O problema se agrava ao observarmos que, no decorrer das vendas, os preços variaram de R$ 190 até R$ 960 — com destaque para os camarotes, cheios de empresários, magistrados, políticos e figurões locais, inclusive lotando espaços como as cabines de rádio e TV. Aparentemente, dinheiro circulou, mas não apareceu na contabilidade oficial.
O que chama atenção da imprensa nacional — e deveria chamar das autoridades fiscais — é o número elevado de ingressos gratuitos: mais de 10 mil pessoas teriam assistido à partida sem pagar nada, em um evento cujo mando de campo foi vendido pelo Botafogo-PB a um grupo de empresários por cerca de R$ 6 milhões. Será que os organizadores simplesmente abriram mão de milhões em bilheteria por “solidariedade” ou “generosidade empresarial”? Duvidoso.
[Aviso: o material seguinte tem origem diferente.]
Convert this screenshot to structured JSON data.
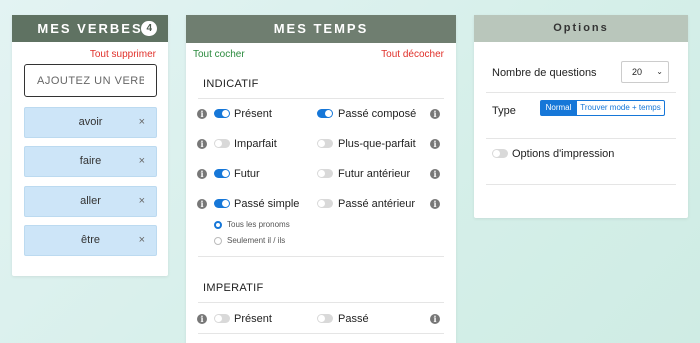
{
  "verbes": {
    "title": "MES VERBES",
    "count": "4",
    "clear_label": "Tout supprimer",
    "input_placeholder": "AJOUTEZ UN VERBE",
    "items": [
      {
        "label": "avoir",
        "remove": "×"
      },
      {
        "label": "faire",
        "remove": "×"
      },
      {
        "label": "aller",
        "remove": "×"
      },
      {
        "label": "être",
        "remove": "×"
      }
    ]
  },
  "temps": {
    "title": "MES TEMPS",
    "check_all": "Tout cocher",
    "uncheck_all": "Tout décocher",
    "indicatif": {
      "title": "INDICATIF",
      "tenses": [
        {
          "label": "Présent",
          "on": true
        },
        {
          "label": "Passé composé",
          "on": true
        },
        {
          "label": "Imparfait",
          "on": false
        },
        {
          "label": "Plus-que-parfait",
          "on": false
        },
        {
          "label": "Futur",
          "on": true
        },
        {
          "label": "Futur antérieur",
          "on": false
        },
        {
          "label": "Passé simple",
          "on": true
        },
        {
          "label": "Passé antérieur",
          "on": false
        }
      ],
      "pronoun_options": [
        {
          "label": "Tous les pronoms",
          "selected": true
        },
        {
          "label": "Seulement il / ils",
          "selected": false
        }
      ]
    },
    "imperatif": {
      "title": "IMPERATIF",
      "tenses": [
        {
          "label": "Présent",
          "on": false
        },
        {
          "label": "Passé",
          "on": false
        }
      ]
    },
    "info_glyph": "i"
  },
  "options": {
    "title": "Options",
    "questions_label": "Nombre de questions",
    "questions_value": "20",
    "type_label": "Type",
    "type_options": [
      "Normal",
      "Trouver mode + temps"
    ],
    "type_selected": "Normal",
    "print_label": "Options d'impression",
    "print_on": false
  },
  "colors": {
    "verbes_header": "#5f7262",
    "temps_header": "#6f7e70",
    "options_header": "#b9c6bb",
    "accent": "#1677d8",
    "chip": "#cde5f8",
    "danger": "#e0302a",
    "success": "#2b8a3e"
  }
}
Ainda mais considerando que o grupo controlava integralmente a operação e a bilhetagem do evento.
A reunião entre os empresários e o governador Carlos Brandão também levanta suspeitas. Cortesias foram distribuídas? O Palácio dos Leões foi agraciado com ingressos? Difícil imaginar o contrário. Para completar, o próprio governador anunciou que beneficiários do programa Travessia foram levados ao Castelão com vouchers do TáxiGov, fornecidos pela Maranhão Parcerias (Mapa). É evidente que esses custos não foram cobertos por caridade — e também não entraram nas tais “gratuitades”.
A pergunta que fica é: houve sonegação de impostos por subfaturamento da renda? Ou foi apenas uma megaoperação para “encher estádio”, com 10 mil gratuidades bancadas por empresários que, supostamente, teriam aceitado um prejuízo de quase R$ 3 milhões?
O povo maranhense conhece bem esse tipo de manobra. Tem torcedor que vai pagar o ingresso de Botafogo-PB x Flamengo em 360 vezes no carnê, mas não acredita, nem por um segundo, que a arrecadação oficial foi apenas aquela divulgada. A Receita Estadual e a Receita Federal têm o dever de investigar: ou houve sonegação, ou estamos diante do maior ato de benevolência empresarial que o futebol brasileiro já viu.